Afra Al Basti, Director General of the Dubai Foundation for Women and Children, told an audience of married Emirati men and women at a forum on healthy marriage that the main reason for divorce was immaturity.
In 2011, 1,117 marriage contracts were issued to Emirati couples in Dubai; 377 divorce certificates were issued the following year.
Mrs Al Basti said: "In 2006 and 2007 [in my office] we saw that 80 per cent of newlyweds had filed for divorce before completing a year.
"Immaturity is the biggest reason for this, not just the immaturity of the couple but also the one who arrange the marriage. Age is not a sign of maturity."
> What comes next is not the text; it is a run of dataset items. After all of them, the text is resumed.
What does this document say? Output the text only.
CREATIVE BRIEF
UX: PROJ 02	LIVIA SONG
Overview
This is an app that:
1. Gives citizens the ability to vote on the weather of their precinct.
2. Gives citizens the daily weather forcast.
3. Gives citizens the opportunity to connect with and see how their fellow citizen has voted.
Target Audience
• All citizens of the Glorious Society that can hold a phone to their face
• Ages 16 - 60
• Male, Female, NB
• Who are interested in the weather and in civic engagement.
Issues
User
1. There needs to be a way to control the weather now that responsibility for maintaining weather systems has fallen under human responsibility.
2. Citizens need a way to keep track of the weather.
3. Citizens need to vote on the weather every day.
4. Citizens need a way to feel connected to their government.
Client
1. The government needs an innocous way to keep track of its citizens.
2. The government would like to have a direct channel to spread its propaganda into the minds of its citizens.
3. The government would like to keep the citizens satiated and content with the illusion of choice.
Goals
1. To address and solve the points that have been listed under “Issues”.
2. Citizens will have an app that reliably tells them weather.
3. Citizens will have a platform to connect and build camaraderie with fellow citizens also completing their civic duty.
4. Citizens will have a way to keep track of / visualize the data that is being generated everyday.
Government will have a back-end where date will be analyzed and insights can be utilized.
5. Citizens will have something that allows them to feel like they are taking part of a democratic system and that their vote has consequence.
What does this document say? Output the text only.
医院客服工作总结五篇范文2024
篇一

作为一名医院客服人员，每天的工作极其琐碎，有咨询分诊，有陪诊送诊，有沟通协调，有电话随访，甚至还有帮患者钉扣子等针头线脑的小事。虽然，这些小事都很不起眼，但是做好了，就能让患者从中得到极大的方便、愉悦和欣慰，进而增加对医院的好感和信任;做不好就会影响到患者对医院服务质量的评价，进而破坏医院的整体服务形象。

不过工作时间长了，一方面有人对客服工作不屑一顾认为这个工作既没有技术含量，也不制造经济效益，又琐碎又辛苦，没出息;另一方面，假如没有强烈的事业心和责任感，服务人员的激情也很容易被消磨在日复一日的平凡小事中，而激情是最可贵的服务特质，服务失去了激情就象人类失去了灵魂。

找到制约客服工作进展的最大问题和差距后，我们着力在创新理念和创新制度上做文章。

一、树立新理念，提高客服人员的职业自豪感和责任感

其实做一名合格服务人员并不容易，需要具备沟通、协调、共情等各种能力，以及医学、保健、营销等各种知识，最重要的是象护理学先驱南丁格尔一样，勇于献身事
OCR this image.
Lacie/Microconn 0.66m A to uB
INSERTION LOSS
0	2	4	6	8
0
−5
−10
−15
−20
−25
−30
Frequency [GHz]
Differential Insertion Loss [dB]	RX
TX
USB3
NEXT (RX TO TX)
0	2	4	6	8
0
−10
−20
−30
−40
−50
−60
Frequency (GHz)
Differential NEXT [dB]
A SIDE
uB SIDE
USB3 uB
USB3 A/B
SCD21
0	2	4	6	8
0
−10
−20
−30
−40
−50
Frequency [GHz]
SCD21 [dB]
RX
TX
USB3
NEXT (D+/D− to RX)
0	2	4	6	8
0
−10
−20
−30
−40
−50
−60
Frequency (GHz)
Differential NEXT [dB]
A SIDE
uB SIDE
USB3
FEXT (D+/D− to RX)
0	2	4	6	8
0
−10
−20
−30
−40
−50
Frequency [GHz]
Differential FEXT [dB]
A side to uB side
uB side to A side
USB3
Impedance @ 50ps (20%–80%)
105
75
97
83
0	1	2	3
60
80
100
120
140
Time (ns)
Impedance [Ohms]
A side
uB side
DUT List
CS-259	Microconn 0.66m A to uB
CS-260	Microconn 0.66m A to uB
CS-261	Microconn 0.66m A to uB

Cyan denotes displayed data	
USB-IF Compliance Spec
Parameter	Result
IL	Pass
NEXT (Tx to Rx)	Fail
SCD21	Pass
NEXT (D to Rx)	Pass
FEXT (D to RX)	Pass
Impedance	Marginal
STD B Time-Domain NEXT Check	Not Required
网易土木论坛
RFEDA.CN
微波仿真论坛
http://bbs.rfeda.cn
Mrs Ahmad said planning ahead was the key to a healthy married life. "Have an idea of what you want in 20 years time," she said. "It doesn't have to be set in stone, it can be flexible, but there needs to be a destination."
Annas Bukhash, an Emirati father of one, said: "In the old days people had no expectations, so they were happy with what they got. These days couples are dreaming of Hollywood and Bollywood fantasies. When they get a taste of real life they're disappointed."
The group also spoke about damage being done by hypocrisies within the social system.
"Not too long ago it was acceptable for men to cheat, it wasn't seen as the end of the world," said Dr Suad Al Marzooqi, psychologist and assistant dean at UAE University. "But for a woman to cheat is grounds for divorce and being shunned in the community. Now we have a higher rate of women cheating and their husbands chasing after them trying to reconcile."
She added: "Back in the day there was no segregation of men and women like we have today, this is a new social development in our society. Women were an integral part of the community, they would work hard and earn a living, some would have stalls in the markets. There was normal interaction between men and women in the community. Now you have men who don't know how to even speak to woman. How are they supposed to interact with a wife?"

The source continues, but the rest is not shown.